Introduction to Heath and Heathers
There is only one true heather- Calluna vulgaris. However, "heather" is the common name for plants of the genera Calluna, Erica, Daboecia, Bruckenthalia, and Andromeda. Most heathers found in American gardens are Calluna, Daboecia, and the "hardy" Erica. Within these three major genera, there are many species, hybrids, and hundreds of varieties.

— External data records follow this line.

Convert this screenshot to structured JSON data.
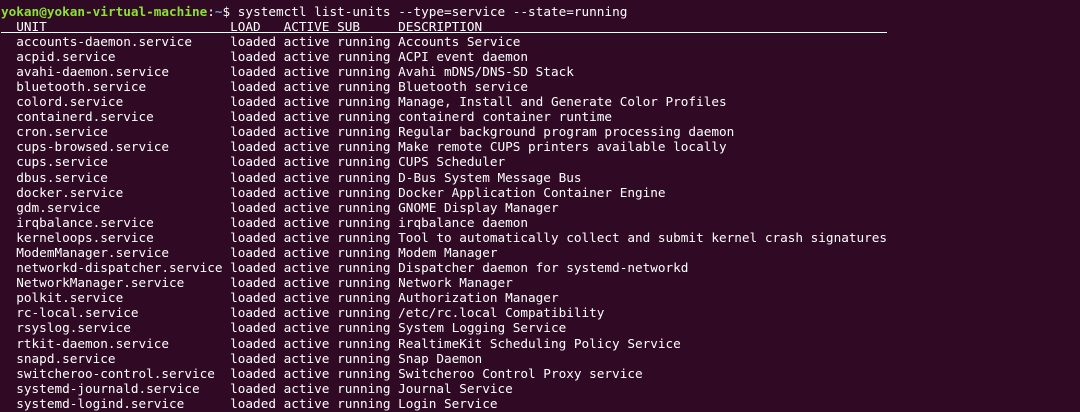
{
  "terminal": {
    "background": "#300a24",
    "foreground": "#ffffff",
    "prompt_color": "#8ae234",
    "path_color": "#729fcf"
  },
  "prompt": {
    "user_host": "yokan@yokan-virtual-machine",
    "separator": ":",
    "path": "~",
    "symbol": "$",
    "command": "systemctl list-units --type=service --state=running"
  },
  "table": {
    "columns": {
      "unit": "UNIT",
      "load": "LOAD",
      "active": "ACTIVE",
      "sub": "SUB",
      "description": "DESCRIPTION"
    },
    "rows": [
      {
        "unit": "accounts-daemon.service",
        "load": "loaded",
        "active": "active",
        "sub": "running",
        "description": "Accounts Service"
      },
      {
        "unit": "acpid.service",
        "load": "loaded",
        "active": "active",
        "sub": "running",
        "description": "ACPI event daemon"
      },
      {
        "unit": "avahi-daemon.service",
        "load": "loaded",
        "active": "active",
        "sub": "running",
        "description": "Avahi mDNS/DNS-SD Stack"
      },
      {
        "unit": "bluetooth.service",
        "load": "loaded",
        "active": "active",
        "sub": "running",
        "description": "Bluetooth service"
      },
      {
        "unit": "colord.service",
        "load": "loaded",
        "active": "active",
        "sub": "running",
        "description": "Manage, Install and Generate Color Profiles"
      },
      {
        "unit": "containerd.service",
        "load": "loaded",
        "active": "active",
        "sub": "running",
        "description": "containerd container runtime"
      },
      {
        "unit": "cron.service",
        "load": "loaded",
        "active": "active",
        "sub": "running",
        "description": "Regular background program processing daemon"
      },
      {
        "unit": "cups-browsed.service",
        "load": "loaded",
        "active": "active",
        "sub": "running",
        "description": "Make remote CUPS printers available locally"
      },
      {
        "unit": "cups.service",
        "load": "loaded",
        "active": "active",
        "sub": "running",
        "description": "CUPS Scheduler"
      },
      {
        "unit": "dbus.service",
        "load": "loaded",
        "active": "active",
        "sub": "running",
        "description": "D-Bus System Message Bus"
      },
      {
        "unit": "docker.service",
        "load": "loaded",
        "active": "active",
        "sub": "running",
        "description": "Docker Application Container Engine"
      },
      {
        "unit": "gdm.service",
        "load": "loaded",
        "active": "active",
        "sub": "running",
        "description": "GNOME Display Manager"
      },
      {
        "unit": "irqbalance.service",
        "load": "loaded",
        "active": "active",
        "sub": "running",
        "description": "irqbalance daemon"
      },
      {
        "unit": "kerneloops.service",
        "load": "loaded",
        "active": "active",
        "sub": "running",
        "description": "Tool to automatically collect and submit kernel crash signatures"
      },
      {
        "unit": "ModemManager.service",
        "load": "loaded",
        "active": "active",
        "sub": "running",
        "description": "Modem Manager"
      },
      {
        "unit": "networkd-dispatcher.service",
        "load": "loaded",
        "active": "active",
        "sub": "running",
        "description": "Dispatcher daemon for systemd-networkd"
      },
      {
        "unit": "NetworkManager.service",
        "load": "loaded",
        "active": "active",
        "sub": "running",
        "description": "Network Manager"
      },
      {
        "unit": "polkit.service",
        "load": "loaded",
        "active": "active",
        "sub": "running",
        "description": "Authorization Manager"
      },
      {
        "unit": "rc-local.service",
        "load": "loaded",
        "active": "active",
        "sub": "running",
        "description": "/etc/rc.local Compatibility"
      },
      {
        "unit": "rsyslog.service",
        "load": "loaded",
        "active": "active",
        "sub": "running",
        "description": "System Logging Service"
      },
      {
        "unit": "rtkit-daemon.service",
        "load": "loaded",
        "active": "active",
        "sub": "running",
        "description": "RealtimeKit Scheduling Policy Service"
      },
      {
        "unit": "snapd.service",
        "load": "loaded",
        "active": "active",
        "sub": "running",
        "description": "Snap Daemon"
      },
      {
        "unit": "switcheroo-control.service",
        "load": "loaded",
        "active": "active",
        "sub": "running",
        "description": "Switcheroo Control Proxy service"
      },
      {
        "unit": "systemd-journald.service",
        "load": "loaded",
        "active": "active",
        "sub": "running",
        "description": "Journal Service"
      },
      {
        "unit": "systemd-logind.service",
        "load": "loaded",
        "active": "active",
        "sub": "running",
        "description": "Login Service"
      }
    ]
  }
}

Heathers are, for the most part, evergreen sub-shrubs and have many characteristics that make them valuable and versatile garden plants. There are hundreds of varieties available and many ways they can be used in the garden. Flower colors include pink, lavender, white, magenta, amethyst, mauve, and scarlet. They may be complemented or contrasted with foliage colors of copper, pink, gold, silvery gray and infinite shades of green. Flowering time varies with the species. Beginning in the early winter and continuing into early spring, Erica carnea and E. erigina are in full bloom. Daboecia, E. cinerea, E. tralix, E. vagans, and E. ciliaris flower from early to mid summer. Callunas bloom in late summer and early autumn. The varied flowering times and colored foliage can provide year-round color in the garden. Peak bloom time is late summer and early autumn when the summer-flowering Ericas overlap the autumn-flowering Callunas. A major advantage of heather is that they look their best when most other plants in the garden have long faded.
Although some of the more spectacular heather gardens consist of large areas planted en masse, this should not discourage gardeners who have limited space or time available for gardening. Broad differences in size and form, in addition to a wide variety of colors, permit many arrangements of heathers, from individual specimens to small group plantings.